In spite of everything, she had to laugh at the fact that, even in this heat, Paul was still wearing his leather jacket. With his Jimi Hendrix T-shirt, his loose-fitting, faded jeans and grimy cowboy boots, he looked like he was busy with a DIY project that would never see completion.

‘Are you sure you want this?’ he’d asked.

‘Positive.’

She’d pushed the visor of his baseball cap aside, given him a quick peck on the cheek and then boarded the train without looking back.

As she reached for her laptop and opened it, she could feel her heart racing. Her head wasn’t nearly clear enough to retain all the instructions Anya had given her last night. She was afraid she’d already forgotten most of it.

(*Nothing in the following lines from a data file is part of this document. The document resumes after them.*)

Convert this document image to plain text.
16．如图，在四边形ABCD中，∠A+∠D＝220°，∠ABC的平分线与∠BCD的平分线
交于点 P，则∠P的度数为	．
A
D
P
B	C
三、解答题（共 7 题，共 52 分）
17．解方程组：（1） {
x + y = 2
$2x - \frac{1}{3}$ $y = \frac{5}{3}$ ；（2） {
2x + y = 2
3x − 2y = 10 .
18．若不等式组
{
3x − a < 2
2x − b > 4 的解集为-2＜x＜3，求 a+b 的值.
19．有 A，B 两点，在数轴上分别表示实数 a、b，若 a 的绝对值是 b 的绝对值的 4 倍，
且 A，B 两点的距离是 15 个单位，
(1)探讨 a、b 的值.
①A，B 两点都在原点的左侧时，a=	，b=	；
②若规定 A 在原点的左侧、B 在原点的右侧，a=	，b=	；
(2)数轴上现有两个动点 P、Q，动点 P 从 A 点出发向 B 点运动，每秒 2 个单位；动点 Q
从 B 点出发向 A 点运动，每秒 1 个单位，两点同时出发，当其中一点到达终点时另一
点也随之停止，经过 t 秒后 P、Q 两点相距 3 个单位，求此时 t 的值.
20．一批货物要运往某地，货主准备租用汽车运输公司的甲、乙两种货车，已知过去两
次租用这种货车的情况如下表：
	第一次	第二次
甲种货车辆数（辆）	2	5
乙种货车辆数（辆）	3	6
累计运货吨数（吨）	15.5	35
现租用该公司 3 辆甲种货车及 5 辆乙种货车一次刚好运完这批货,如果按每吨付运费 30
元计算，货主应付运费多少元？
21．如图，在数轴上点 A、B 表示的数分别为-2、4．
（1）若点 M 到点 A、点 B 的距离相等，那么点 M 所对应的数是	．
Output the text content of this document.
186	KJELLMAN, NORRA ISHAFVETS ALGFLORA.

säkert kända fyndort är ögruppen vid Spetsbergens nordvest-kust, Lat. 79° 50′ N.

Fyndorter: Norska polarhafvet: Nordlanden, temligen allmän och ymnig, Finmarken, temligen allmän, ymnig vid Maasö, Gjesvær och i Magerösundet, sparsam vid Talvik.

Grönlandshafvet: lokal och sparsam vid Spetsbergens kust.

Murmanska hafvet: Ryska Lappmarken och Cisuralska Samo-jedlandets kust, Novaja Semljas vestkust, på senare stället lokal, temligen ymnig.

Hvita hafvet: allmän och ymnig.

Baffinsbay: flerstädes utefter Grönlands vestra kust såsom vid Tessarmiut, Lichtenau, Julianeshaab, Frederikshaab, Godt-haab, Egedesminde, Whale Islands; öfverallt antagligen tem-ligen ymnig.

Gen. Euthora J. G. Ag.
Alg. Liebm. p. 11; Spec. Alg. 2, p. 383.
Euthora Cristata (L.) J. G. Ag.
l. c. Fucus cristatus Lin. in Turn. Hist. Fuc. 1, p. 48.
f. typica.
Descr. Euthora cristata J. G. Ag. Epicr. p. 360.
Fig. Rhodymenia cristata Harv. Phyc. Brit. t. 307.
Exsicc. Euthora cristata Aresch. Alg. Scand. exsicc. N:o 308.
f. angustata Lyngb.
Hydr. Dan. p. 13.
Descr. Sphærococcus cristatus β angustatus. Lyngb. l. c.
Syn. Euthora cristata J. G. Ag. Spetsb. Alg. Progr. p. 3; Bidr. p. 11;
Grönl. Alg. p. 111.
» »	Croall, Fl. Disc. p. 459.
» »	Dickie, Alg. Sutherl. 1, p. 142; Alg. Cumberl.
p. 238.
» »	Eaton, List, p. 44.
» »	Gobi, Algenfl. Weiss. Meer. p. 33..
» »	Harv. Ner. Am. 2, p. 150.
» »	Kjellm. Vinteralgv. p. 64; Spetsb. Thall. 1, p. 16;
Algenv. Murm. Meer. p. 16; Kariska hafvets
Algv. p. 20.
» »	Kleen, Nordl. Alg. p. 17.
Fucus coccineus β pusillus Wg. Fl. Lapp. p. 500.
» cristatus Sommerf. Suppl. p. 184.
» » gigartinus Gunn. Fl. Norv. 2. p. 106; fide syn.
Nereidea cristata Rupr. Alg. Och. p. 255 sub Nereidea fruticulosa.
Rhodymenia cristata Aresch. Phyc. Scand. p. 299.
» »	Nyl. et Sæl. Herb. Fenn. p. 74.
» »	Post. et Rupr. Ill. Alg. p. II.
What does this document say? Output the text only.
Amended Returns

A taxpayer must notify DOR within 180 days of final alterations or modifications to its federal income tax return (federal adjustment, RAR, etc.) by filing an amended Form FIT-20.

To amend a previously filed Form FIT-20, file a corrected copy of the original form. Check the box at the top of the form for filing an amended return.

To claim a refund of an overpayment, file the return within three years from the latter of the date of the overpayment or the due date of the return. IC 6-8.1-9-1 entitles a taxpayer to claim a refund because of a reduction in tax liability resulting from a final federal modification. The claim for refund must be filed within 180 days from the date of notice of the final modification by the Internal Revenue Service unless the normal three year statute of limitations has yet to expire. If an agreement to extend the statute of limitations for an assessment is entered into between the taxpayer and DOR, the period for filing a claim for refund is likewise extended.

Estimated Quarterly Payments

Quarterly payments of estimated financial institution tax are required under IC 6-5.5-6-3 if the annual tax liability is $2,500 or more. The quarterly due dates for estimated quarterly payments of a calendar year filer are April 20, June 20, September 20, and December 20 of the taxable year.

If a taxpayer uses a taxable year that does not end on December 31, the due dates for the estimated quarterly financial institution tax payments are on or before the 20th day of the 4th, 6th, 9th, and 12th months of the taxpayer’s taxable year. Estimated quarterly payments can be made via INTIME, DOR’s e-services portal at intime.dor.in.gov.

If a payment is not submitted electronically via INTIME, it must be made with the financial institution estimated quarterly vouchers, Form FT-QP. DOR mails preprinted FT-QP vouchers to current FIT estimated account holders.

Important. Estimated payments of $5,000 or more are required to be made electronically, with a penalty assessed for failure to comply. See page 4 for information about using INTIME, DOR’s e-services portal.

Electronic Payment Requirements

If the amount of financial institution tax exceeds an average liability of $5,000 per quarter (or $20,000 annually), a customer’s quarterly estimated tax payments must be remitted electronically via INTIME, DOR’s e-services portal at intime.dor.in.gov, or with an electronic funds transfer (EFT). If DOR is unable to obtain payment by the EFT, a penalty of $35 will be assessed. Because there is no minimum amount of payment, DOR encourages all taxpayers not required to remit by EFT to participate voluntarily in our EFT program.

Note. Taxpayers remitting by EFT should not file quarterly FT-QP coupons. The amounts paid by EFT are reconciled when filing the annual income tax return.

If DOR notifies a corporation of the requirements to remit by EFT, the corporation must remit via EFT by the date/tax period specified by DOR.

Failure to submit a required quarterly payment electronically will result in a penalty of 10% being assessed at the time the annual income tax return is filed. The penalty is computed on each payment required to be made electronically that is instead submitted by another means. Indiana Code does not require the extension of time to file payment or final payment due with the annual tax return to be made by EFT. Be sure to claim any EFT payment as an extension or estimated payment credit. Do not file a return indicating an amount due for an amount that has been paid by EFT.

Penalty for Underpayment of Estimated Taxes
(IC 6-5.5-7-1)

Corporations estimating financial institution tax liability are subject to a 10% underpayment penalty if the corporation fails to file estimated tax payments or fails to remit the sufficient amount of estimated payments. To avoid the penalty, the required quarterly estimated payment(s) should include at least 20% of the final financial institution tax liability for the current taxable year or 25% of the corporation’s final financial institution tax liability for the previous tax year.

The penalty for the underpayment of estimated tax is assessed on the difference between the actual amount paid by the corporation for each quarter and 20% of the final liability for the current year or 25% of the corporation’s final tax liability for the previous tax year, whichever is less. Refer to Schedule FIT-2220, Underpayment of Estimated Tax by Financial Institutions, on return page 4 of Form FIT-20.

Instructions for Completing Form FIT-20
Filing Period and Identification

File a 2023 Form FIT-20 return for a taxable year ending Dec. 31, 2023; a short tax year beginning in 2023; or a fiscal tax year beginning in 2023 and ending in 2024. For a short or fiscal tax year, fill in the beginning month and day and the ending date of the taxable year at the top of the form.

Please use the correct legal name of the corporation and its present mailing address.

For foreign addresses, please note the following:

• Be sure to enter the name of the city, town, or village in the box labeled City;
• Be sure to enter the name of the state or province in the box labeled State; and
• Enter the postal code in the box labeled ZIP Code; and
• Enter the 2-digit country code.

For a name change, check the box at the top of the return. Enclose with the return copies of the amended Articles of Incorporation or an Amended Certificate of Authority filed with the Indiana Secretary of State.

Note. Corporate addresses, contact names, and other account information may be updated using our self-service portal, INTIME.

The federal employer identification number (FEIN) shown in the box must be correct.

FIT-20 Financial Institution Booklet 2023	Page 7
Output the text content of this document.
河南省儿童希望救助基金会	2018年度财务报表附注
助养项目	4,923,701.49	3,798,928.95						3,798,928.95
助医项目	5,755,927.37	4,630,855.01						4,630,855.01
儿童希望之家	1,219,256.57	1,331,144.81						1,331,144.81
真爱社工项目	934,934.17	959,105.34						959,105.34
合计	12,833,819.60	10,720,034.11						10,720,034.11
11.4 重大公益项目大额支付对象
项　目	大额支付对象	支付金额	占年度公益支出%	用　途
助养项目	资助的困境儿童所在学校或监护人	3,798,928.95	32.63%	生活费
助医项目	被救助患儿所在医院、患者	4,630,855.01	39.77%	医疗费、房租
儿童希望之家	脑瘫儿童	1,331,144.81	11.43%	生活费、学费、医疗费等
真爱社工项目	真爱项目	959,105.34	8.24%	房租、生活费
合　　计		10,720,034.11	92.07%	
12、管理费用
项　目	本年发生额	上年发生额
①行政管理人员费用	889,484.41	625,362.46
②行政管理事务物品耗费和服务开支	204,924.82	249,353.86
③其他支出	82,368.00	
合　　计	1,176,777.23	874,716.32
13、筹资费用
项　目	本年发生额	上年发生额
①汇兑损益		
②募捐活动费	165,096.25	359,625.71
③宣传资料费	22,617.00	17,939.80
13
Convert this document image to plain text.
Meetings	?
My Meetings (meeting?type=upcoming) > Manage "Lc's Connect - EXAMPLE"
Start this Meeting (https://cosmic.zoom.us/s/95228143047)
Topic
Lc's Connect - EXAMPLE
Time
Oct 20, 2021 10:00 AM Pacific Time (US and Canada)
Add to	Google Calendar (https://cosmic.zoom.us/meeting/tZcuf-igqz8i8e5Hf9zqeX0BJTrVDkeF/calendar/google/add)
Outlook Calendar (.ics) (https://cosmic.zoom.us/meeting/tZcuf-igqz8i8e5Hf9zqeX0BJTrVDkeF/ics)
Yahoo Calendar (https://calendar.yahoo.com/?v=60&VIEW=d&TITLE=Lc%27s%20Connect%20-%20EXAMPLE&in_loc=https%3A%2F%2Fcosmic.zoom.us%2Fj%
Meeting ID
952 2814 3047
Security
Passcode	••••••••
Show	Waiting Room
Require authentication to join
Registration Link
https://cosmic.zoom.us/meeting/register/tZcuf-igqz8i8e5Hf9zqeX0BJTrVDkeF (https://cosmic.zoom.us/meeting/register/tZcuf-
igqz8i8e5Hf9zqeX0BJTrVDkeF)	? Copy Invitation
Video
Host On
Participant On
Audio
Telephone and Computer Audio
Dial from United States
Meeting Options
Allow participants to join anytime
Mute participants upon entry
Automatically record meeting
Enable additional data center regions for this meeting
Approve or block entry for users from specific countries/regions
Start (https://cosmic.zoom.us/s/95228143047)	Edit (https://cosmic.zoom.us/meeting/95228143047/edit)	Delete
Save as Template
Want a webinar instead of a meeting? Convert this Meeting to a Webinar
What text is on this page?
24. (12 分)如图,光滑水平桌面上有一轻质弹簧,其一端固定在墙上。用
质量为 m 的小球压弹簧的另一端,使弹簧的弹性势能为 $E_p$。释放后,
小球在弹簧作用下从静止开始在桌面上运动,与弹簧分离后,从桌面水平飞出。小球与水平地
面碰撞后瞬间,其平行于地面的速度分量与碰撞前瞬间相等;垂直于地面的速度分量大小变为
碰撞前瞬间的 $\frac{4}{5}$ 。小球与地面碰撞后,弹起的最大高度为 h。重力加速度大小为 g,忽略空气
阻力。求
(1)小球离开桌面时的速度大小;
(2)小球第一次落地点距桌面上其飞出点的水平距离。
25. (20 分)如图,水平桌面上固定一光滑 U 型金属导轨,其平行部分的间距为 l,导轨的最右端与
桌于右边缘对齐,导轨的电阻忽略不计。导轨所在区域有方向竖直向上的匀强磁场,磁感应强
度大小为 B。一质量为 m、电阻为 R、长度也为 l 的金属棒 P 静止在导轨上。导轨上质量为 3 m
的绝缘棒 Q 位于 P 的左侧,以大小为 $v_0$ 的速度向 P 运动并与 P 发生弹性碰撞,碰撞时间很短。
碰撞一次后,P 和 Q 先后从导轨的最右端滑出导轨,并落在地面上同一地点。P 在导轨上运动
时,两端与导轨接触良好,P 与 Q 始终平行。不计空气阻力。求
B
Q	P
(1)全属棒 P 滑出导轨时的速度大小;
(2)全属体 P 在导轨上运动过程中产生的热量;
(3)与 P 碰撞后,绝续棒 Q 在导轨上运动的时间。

Her memory was like a sieve.

She raised her right wrist and turned it a few times this way and that to look at the charm bracelet Anya had given her as a parting gift. The charms included an orange-red heart, a butterfly, a flower and two small, book-shaped rectangles – one black, the other white. She gripped the white book between her thumb and index finger, the way she’d practised the previous evening. She squeezed and pulled a mini USB stick from its white case and inserted it into her laptop.

As she watched a seemingly endless sequence of code flash past on the black screen, she thought about what Anya had impressed upon her.

‘Even in Jakarta, disappearing in the masses will be difficult. The moment you phone me or Paul, use a search engine on your laptop or send one of us an email, you’ll be leaving traces. If we’re going to exchange sensitive data across large distances without being detected, and communicate without leaving a digital trail, we need to take strict precautions.’

The mini USB stick was one of those precautions.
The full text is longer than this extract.